Copying data/files to local horovod folder...
Done with copying!

First, we will train our neural networks using a standard procedure, with normal training data. We then measure their performance on a validation set as well as on a MixUp version of the same validation set, the idea being to study the connection between these metrics.

# Limit the number of rows.
reporter = CLIReporter(max_progress_rows=10)
# Add a custom metric column, in addition to the default metrics.
# Note that this must be a metric that is returned in your training results.
reporter.add_metric_column("val_mix_accuracy")
reporter.add_metric_column("val_accuracy")
reporter.add_metric_column("train_accuracy")
reporter.add_metric_column("train_mix_accuracy")

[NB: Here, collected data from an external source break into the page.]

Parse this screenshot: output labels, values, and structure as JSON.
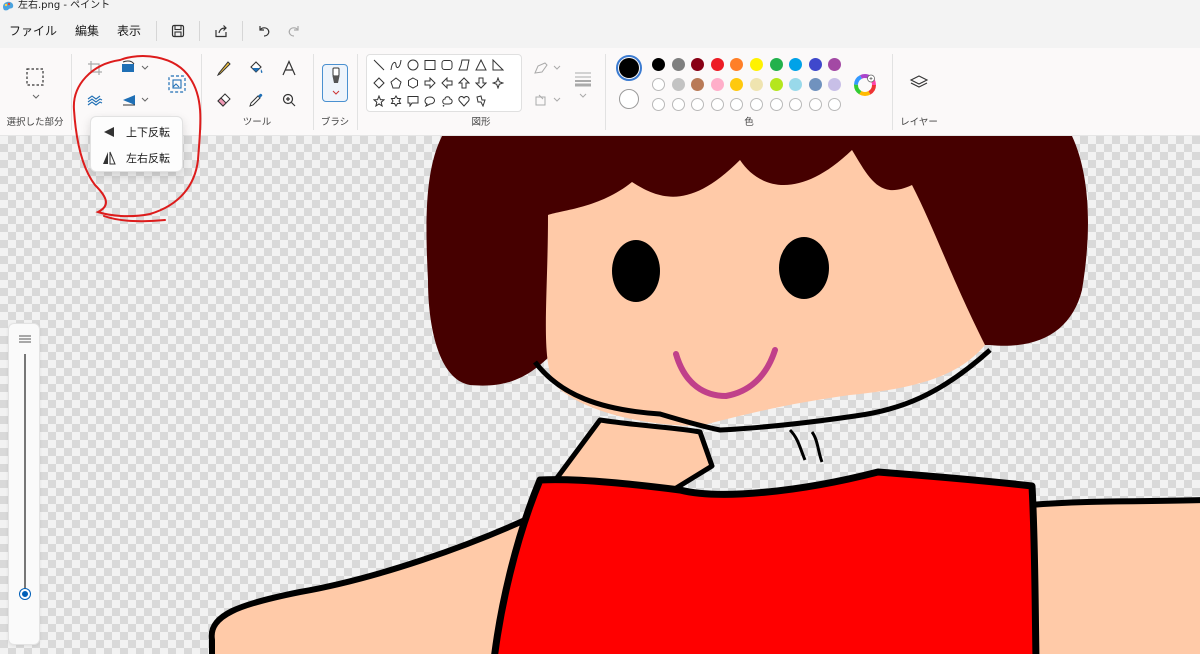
{
  "window": {
    "title": "左右.png - ペイント"
  },
  "menu": {
    "file": "ファイル",
    "edit": "編集",
    "view": "表示"
  },
  "quick_access": {
    "save_icon": "save-icon",
    "share_icon": "share-icon",
    "undo_icon": "undo-icon",
    "redo_icon": "redo-icon"
  },
  "ribbon": {
    "selection": {
      "label": "選択した部分"
    },
    "image": {
      "label": ""
    },
    "tools": {
      "label": "ツール"
    },
    "brush": {
      "label": "ブラシ"
    },
    "shapes": {
      "label": "図形"
    },
    "colors": {
      "label": "色",
      "primary": "#000000",
      "secondary": "#ffffff",
      "row1": [
        "#000000",
        "#7f7f7f",
        "#880015",
        "#ed1c24",
        "#ff7f27",
        "#fff200",
        "#22b14c",
        "#00a2e8",
        "#3f48cc",
        "#a349a4"
      ],
      "row2": [
        "#ffffff",
        "#c3c3c3",
        "#b97a57",
        "#ffaec9",
        "#ffc90e",
        "#efe4b0",
        "#b5e61d",
        "#99d9ea",
        "#7092be",
        "#c8bfe7"
      ]
    },
    "layers": {
      "label": "レイヤー"
    }
  },
  "rotate_menu": {
    "flip_vertical": "上下反転",
    "flip_horizontal": "左右反転"
  },
  "canvas": {
    "hair_color": "#460000",
    "skin_color": "#ffcaa8",
    "dress_color": "#ff0000",
    "mouth_color": "#c0408a",
    "outline_color": "#000000"
  },
  "zoom": {
    "level": 0.05
  },
  "annotation_color": "#dd1c1c"
}
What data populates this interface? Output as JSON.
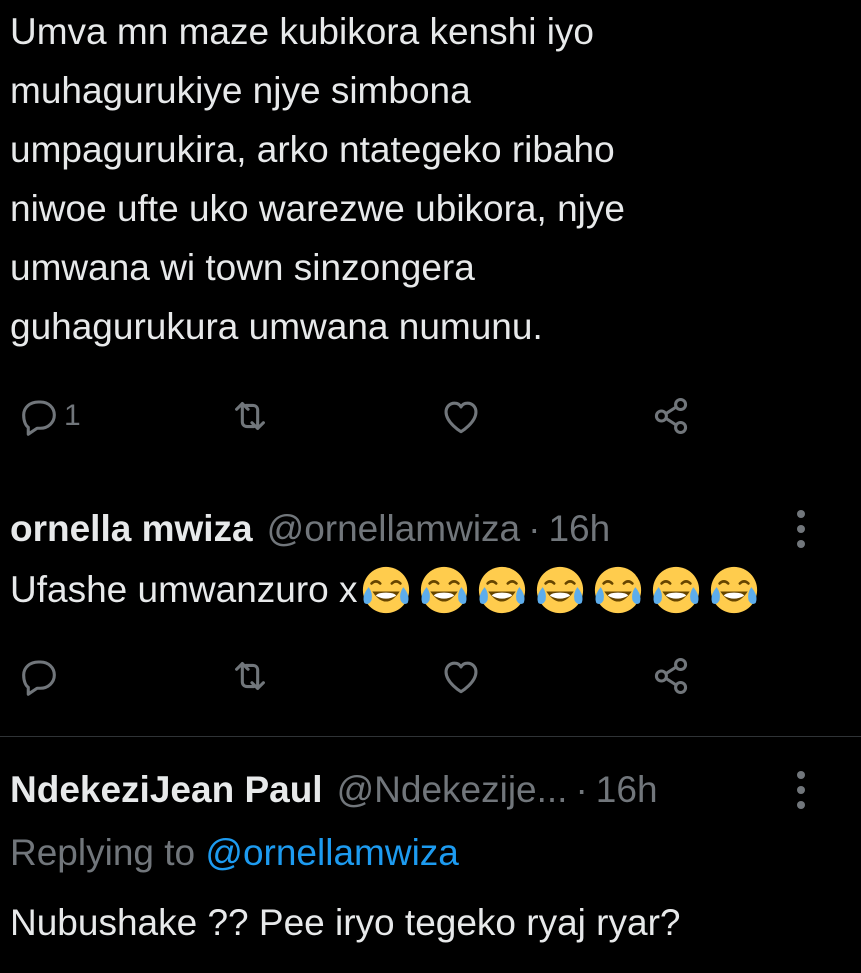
{
  "tweet1": {
    "text": "Umva mn maze kubikora kenshi iyo\nmuhagurukiye njye simbona\numpagurukira, arko ntategeko ribaho\nniwoe ufte uko warezwe ubikora, njye\numwana wi town sinzongera\nguhagurukura umwana numunu.",
    "reply_count": "1",
    "icons": [
      "reply-icon",
      "retweet-icon",
      "like-icon",
      "share-icon"
    ]
  },
  "tweet2": {
    "display_name": "ornella mwiza",
    "handle": "@ornellamwiza",
    "separator": "·",
    "time": "16h",
    "text": "Ufashe umwanzuro x",
    "emoji": "face-with-tears-of-joy",
    "emoji_count": 7,
    "icons": [
      "reply-icon",
      "retweet-icon",
      "like-icon",
      "share-icon"
    ]
  },
  "tweet3": {
    "display_name": "NdekeziJean Paul",
    "handle": "@Ndekezije...",
    "separator": "·",
    "time": "16h",
    "replying_prefix": "Replying to",
    "replying_to": "@ornellamwiza",
    "text": "Nubushake ?? Pee iryo tegeko ryaj ryar?"
  },
  "colors": {
    "background": "#000000",
    "text": "#e7e9ea",
    "muted": "#71767b",
    "link": "#1d9bf0",
    "divider": "#2f3336"
  }
}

#config = {"number_conv" : 3,"number_dense" : 5}
#training_function(config)

#get_data_loaders()

analysis = tune.run(
    training_function,
    config={
        "number_conv": tune.grid_search(np.arange(2,7,3).tolist()),
        "number_dense": tune.grid_search(np.arange(0,3,2).tolist()),
        "train_with_mixed_data": False
    },
    local_dir='ray_results',
    progress_reporter=reporter
) 
  #resources_per_trial={'gpu': 1})

print("Best config: ", analysis.get_best_config(
    metric="val_accuracy", mode="max"))

#Get a dataframe for analyzing trial results.
df = analysis.results_df
df

We now check whether directly training on MixUp data has a positive effect on network performance.

# Limit the number of rows.
reporter = CLIReporter(max_progress_rows=10)
# Add a custom metric column, in addition to the default metrics.
# Note that this must be a metric that is returned in your training results.
reporter.add_metric_column("val_mix_accuracy")
reporter.add_metric_column("val_accuracy")
reporter.add_metric_column("train_accuracy")

#config = {"number_conv" : 3,"number_dense" : 5}
#training_function(config)

#get_data_loaders()

analysis = tune.run(
    training_function,
    config={
        "number_conv": tune.grid_search(np.arange(2,7,3).tolist()),
        "number_dense": tune.grid_search(np.arange(0,3,2).tolist()),
        "train_with_mixed_data": True
    },
    local_dir='ray_results',
    progress_reporter=reporter)
    
  #resources_per_trial={'gpu': 1})

print("Best config: ", analysis.get_best_config(
    metric="val_accuracy", mode="max"))

#Get a dataframe for analyzing trial results.
df = analysis.results_df
df

Conclusions

We found that training a CNN using the Ray package was harder than we thought from the beginning. This is probably due to the GPU usage and that we had problems assigning the Keras model to the correct GPU. In other words, Ray requested GPU usage but the code only ever ran on CPU, which took an unfeasible amount of time.